Una situación que califican de «intolerable». El sindicato carga contra Bienestar Social en su escrito de denuncia por su «supuesta aquiescencia, que año tras año permitió tal estado de abandono y dejadez».


Además, aseguran que las inspecciones sanitarias no se producían. «Durante años nadie se personó a verificar el estado de tal centro», algo que el gerente del asilo desmiente «por completo». «¿Cómo va a ser eso posible? ¿Cómo no se van a hacer inspecciones en un geriátrico?», cuestiona.


El sindicato tampoco deja al margen de la polémica al diputado regional de UPyD, Ignacio Prendes. Dicen que era conocedor de la realidad del geriátrico «al haber sido requerido para tratar de buscar una solución a lo que estaba sucediendo, sin embargo el silencio fue su respuesta».


Manos Limpias tuvo conocimiento de la presunta situación irregular del centro a través del propietario del inmueble y la finca, Francisco Fernández-Peña, quien emprenderá en próximas fechas reclamaciones por la vía civil y administrativa, según informa el sindicato. LA NUEVA ESPAÑA trató de contactar sin éxito con Fernández-Peña.


Según Manos Limpias, la residencia, ubicada en una antigua casa de indianos de la parroquia de Malleza llamada «Villa Alicia», tiene un aspecto «dantesco». Asegura el sindicato que el mal estado del inmueble es tal que Centro Reto se negó a recoger los muebles y enseres tras el cierre del geriátrico debido al «lamentable estado de conservación.


En la descripción que relatan a la Fiscalía aseguran que el olor que desprende el edificio «es un hedor insoportable, que en palabras de una veterinaria que visitó el inmueble es propio de un establo. No podemos olvidarnos que allí residían personas y no animales», asevera Manos Limpias.


Por último, el sindicato anuncia que solicitarán toda la documentación pertinente durante el proceso para conocer si los fallecimientos producidos en la residencia durante sus más de veinte años de funcionamiento «pudieran tener su origen en las pésimas condiciones de salubridad e higiene».


En la parroquia de Malleza la noticia de la denuncia interpuesta por Manos Limpias no ha pasado desapercibida. Algunos vecinos comentan que habían escuchado historias sobre el supuesto mal estado del geriátrico. Otros, sin embargo, dicen que todos los ancianos estaban cuidados y en perfectas condiciones.


En ese sentido se explica Francisco Fernández, quien tuvo a su madre durante dos años en la residencia de La Granja hasta que consiguió una plaza en el centro de Salas. Fernández mantiene que no se llevó a su madre de San Roque porque la anciana estuviese en malas condiciones, sino que lo hizo por cercanía para poder visitarla con asiduidad.

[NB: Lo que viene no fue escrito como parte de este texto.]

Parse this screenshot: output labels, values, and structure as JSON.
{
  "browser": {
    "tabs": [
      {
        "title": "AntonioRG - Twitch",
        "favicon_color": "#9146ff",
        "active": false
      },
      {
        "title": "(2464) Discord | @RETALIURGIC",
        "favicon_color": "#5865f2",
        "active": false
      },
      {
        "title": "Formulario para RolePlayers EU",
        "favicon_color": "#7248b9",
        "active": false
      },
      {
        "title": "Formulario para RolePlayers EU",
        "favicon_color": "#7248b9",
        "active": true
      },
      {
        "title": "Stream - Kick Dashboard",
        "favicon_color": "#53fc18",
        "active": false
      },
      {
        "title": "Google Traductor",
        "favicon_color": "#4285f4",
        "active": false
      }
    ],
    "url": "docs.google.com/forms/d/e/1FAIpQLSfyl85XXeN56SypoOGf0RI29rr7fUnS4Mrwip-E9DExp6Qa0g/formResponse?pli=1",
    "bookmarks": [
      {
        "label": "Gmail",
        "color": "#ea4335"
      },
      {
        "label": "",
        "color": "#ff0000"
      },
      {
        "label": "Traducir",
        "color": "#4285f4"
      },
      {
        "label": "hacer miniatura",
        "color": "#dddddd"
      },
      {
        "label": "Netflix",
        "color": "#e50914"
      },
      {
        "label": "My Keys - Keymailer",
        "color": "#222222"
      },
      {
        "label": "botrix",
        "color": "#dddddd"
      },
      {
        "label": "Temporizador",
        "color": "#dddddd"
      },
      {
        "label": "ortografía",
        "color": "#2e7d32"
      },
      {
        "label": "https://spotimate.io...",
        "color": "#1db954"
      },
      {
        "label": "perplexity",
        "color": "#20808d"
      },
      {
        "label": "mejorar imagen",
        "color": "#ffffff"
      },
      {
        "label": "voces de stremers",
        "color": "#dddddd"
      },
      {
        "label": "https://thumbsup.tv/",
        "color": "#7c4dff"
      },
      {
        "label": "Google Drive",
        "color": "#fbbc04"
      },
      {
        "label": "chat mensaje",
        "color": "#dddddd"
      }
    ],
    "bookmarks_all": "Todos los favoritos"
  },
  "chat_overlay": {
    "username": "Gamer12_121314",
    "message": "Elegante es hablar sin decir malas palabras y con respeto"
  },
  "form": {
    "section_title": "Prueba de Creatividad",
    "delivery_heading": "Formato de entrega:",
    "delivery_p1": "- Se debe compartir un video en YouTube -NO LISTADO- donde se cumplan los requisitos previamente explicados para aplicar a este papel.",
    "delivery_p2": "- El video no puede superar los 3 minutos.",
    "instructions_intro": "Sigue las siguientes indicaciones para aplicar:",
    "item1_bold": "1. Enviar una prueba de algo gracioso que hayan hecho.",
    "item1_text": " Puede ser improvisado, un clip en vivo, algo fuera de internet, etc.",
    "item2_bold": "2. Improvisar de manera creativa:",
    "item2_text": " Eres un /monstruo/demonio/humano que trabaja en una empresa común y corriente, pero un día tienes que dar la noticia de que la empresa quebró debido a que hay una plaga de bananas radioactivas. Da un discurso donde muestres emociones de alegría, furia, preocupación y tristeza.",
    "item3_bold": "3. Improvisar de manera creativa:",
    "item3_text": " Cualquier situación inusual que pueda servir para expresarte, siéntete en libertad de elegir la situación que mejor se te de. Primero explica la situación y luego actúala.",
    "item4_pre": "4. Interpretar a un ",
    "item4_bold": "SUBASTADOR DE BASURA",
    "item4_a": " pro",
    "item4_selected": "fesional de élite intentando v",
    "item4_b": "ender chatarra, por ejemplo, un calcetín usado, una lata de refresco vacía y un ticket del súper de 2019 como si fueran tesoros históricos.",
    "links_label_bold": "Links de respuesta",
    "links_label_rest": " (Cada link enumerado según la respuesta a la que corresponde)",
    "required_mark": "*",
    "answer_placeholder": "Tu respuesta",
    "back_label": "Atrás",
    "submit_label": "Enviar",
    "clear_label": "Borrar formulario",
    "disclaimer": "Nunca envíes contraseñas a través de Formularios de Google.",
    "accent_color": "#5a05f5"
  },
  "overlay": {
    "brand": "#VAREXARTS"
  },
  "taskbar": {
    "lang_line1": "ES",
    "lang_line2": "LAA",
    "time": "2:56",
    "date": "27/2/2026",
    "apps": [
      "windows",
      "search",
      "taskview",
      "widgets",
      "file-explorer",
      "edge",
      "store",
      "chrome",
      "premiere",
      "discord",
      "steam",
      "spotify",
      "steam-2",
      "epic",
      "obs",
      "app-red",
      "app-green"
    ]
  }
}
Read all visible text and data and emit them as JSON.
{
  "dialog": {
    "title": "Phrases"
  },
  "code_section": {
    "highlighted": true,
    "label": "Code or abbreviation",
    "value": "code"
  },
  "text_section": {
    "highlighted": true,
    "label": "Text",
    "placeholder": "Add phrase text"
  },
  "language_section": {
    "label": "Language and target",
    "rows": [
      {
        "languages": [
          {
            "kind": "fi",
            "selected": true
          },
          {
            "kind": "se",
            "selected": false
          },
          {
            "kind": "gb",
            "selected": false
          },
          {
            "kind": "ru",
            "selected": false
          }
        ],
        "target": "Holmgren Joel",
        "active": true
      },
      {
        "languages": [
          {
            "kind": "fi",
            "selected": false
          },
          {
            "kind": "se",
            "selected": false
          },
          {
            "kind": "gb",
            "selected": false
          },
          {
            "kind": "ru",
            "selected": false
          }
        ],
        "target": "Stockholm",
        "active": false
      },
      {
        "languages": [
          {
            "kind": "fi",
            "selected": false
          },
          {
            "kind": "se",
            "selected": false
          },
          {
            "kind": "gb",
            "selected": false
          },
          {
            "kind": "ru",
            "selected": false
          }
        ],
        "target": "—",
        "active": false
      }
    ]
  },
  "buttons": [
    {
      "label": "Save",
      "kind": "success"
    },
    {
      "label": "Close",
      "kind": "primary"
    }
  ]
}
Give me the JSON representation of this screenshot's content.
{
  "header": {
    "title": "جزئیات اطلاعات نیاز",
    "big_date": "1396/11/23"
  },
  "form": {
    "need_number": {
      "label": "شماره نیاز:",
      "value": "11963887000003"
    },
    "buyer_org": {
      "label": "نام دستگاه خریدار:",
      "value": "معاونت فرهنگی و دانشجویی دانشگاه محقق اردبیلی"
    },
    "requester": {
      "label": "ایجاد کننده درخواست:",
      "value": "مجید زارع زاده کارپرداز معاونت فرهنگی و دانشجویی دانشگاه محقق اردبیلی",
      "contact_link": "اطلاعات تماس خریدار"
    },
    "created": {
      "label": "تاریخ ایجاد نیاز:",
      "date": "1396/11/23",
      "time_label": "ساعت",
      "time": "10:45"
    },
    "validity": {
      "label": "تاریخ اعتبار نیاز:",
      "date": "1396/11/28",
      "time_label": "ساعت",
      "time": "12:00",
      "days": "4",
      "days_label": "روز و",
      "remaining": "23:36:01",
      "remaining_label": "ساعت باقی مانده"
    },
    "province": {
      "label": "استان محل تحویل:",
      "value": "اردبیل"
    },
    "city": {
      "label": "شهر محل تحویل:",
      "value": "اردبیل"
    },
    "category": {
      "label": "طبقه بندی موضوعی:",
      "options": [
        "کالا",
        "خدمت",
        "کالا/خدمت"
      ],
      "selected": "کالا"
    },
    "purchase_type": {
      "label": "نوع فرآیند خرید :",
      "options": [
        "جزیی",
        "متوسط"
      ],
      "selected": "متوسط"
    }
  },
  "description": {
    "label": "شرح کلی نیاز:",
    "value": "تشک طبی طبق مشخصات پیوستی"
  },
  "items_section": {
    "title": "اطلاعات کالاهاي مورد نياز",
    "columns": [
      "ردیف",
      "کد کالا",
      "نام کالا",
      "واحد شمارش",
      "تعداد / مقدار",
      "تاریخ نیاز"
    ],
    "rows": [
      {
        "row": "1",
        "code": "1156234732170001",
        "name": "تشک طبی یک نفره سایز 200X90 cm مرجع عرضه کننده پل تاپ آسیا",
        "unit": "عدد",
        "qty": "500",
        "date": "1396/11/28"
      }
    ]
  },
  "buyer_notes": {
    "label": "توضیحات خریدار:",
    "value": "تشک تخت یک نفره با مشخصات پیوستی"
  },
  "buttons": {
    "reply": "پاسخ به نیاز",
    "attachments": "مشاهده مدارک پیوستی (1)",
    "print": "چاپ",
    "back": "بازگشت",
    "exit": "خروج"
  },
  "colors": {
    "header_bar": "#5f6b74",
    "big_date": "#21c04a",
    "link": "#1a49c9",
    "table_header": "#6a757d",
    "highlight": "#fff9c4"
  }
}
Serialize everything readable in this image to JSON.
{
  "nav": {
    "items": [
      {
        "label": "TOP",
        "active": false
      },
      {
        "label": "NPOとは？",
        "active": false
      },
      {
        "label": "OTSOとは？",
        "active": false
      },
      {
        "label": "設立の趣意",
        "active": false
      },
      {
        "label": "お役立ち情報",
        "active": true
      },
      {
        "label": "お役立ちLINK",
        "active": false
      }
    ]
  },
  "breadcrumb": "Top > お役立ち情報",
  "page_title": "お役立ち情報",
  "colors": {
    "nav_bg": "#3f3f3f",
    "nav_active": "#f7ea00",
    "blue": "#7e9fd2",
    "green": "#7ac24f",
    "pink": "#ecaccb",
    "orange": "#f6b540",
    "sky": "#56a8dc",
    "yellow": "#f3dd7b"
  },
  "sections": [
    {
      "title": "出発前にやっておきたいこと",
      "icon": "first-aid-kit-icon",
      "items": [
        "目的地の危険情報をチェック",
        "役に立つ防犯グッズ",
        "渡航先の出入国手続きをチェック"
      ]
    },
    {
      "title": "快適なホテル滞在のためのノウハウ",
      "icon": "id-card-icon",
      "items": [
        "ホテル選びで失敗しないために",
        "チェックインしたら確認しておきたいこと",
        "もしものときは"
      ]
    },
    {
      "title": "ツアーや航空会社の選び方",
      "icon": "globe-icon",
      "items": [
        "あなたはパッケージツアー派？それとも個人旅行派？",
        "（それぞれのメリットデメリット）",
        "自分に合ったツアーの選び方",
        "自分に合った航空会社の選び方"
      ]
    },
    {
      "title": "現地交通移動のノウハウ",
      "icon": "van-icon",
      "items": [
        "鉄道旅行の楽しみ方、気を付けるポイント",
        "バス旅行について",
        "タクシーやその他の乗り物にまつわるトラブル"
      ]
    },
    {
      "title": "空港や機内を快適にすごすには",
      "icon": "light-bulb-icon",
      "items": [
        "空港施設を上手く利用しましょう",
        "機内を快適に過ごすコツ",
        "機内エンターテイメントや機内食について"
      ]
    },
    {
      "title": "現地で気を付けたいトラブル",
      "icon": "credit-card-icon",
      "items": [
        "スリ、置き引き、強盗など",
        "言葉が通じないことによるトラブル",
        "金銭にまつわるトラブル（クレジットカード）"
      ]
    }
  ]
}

«Mal atendida no estuvo ella ni la gente de alrededor. Tampoco sé de nadie que se hubiera quejado y yo nunca noté nada y no tengo queja de ningún tipo», afirma.


Según Fernández, los mayores comían bien. «Siempre le preguntaba a mi madre qué tal la comida y se quejaba de que le daban demasiada fruta, así que siempre se la dejaba para la merienda», recuerda.


El hombre reconoce que «no estaba tan bien como está ahora en Salas, pero es que la residencia de Malleza es un edificio antiguo y quizá no reúna las condiciones. Pero bueno, la limpieza, dentro de lo que cabe, estaba bien, es como en las casas de los pueblos, que limpias y barres y al rato aparece polvo». Fernández asegura que podía visitar a su madre a cualquier hora y que nunca apreció que la mujer estuviese abandonada. «Tenía el pelo arreglado y siempre limpio», añade.